4. Wanita muslimah adalah yang menjaga hijabnya dengan rasa senang hati. Sehingga dia tidak keluar kecuali dalam keadaan berhijab rapi, mencari perlindungan Allah dan bersyukur kepada-Nya atas kehormatan yang diberikan dengan adanya hukum hijab ini. Di mana Allah Subhaanahu wata’ala menginginkan kesucian baginya dengan hijab tersebut.
Allah berfirman, “Hai Nabi, katakanlah kepada istri-istrimu, anak-anak perempuanmu dan istri-istri orang mukmin, ‘Hendaklah mereka mengulurkan jilbabnya ke seluruh tubuh mereka.’ Yang demikian itu supaya mereka lebih mudah untuk dikenal. Karena itu mereka tidak diganggu dan Allah adalah Maha Pengampun lagi Maha Penyayang,” (QS. Al Ahzab: 59).

5. WANITA muslimah adalah wanita yang mendidik anak-anaknya untuk taat kepada Allah Subhaanahu wa Ta’ala. Mengajarkan kepada mereka akidah yang benar, menanamkan ke dalam hati mereka perasaan cinta kepada Allah dan Rasul-Nya menjauhkan mereka dari segala jenis kemaksiatan dan perilaku tercela.

Allah berfirman, “Wahai orang-orang yang beriman, peliharalah dirimu dan keluargamu dari api neraka yang bahan bakarnya adalah manusia dan batu; penjaganya malaikat-malaikat yang kasar, lagi keras, dan tidak mendurhakai Allah terhadap apa yang diperintahkan-Nya kepada mereka dan selalu mengerjakan apa yang diperintahkan,” (QS. At Tahrim: 6).
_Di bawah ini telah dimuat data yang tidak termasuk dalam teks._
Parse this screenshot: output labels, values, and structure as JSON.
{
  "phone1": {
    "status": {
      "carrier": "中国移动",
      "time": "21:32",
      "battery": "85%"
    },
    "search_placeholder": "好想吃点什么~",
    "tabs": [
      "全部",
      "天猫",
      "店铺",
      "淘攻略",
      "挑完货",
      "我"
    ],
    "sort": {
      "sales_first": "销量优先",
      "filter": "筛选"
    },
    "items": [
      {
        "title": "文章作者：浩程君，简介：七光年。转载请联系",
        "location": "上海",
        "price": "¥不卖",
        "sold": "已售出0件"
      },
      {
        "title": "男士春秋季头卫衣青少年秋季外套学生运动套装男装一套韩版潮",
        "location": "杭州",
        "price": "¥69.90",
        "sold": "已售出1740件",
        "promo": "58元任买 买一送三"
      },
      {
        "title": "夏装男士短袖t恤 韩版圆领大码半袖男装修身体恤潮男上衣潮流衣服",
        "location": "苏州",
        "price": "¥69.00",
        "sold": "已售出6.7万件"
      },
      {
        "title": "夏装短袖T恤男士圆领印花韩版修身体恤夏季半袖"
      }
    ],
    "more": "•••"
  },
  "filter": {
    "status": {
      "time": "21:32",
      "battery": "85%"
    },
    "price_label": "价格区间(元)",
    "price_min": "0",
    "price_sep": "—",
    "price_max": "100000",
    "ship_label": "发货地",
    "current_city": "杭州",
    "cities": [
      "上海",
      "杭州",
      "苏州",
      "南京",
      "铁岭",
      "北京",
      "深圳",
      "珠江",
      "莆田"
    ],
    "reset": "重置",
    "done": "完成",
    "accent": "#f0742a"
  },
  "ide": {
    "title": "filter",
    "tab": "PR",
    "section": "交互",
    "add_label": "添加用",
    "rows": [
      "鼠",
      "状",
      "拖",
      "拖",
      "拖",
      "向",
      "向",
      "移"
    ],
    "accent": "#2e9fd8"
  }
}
6. Wanita muslimah tidak berkhalwat (berduaan) dengan laki-laki bukan mahramnya. Rasulullah Shallallaahu ‘alaihi wa sallam bersabda, “Tidaklah seorang wanita itu berkhalwat dengan seorang laki-laki, kecuali setan menjadi pihak ketiganya,” (Riwayat Ahmad).
Dia dilarang bepergian jauh kecuali dengan mahramnya, sebagaimana pula dia tidak boleh menghadiri pasar-pasar dan tempat-tempat umum kecuali karena mendesak. Itupun harus berhijab. Nabi Shallallaahu ‘alaihi wa sallam bersabda, “Seorang wanita dilarang mengadakan suatu perjalanan sejarak sehari semalam kecuali disertai mahramnya,” (Mutafaq Alaih).
Nabi Shallallahu ‘alaihi wa sallam bersabda, “Diizinkan bagi kalian keluar rumah untuk keperluan kalian (wanita),” (Mutafaq Alaih).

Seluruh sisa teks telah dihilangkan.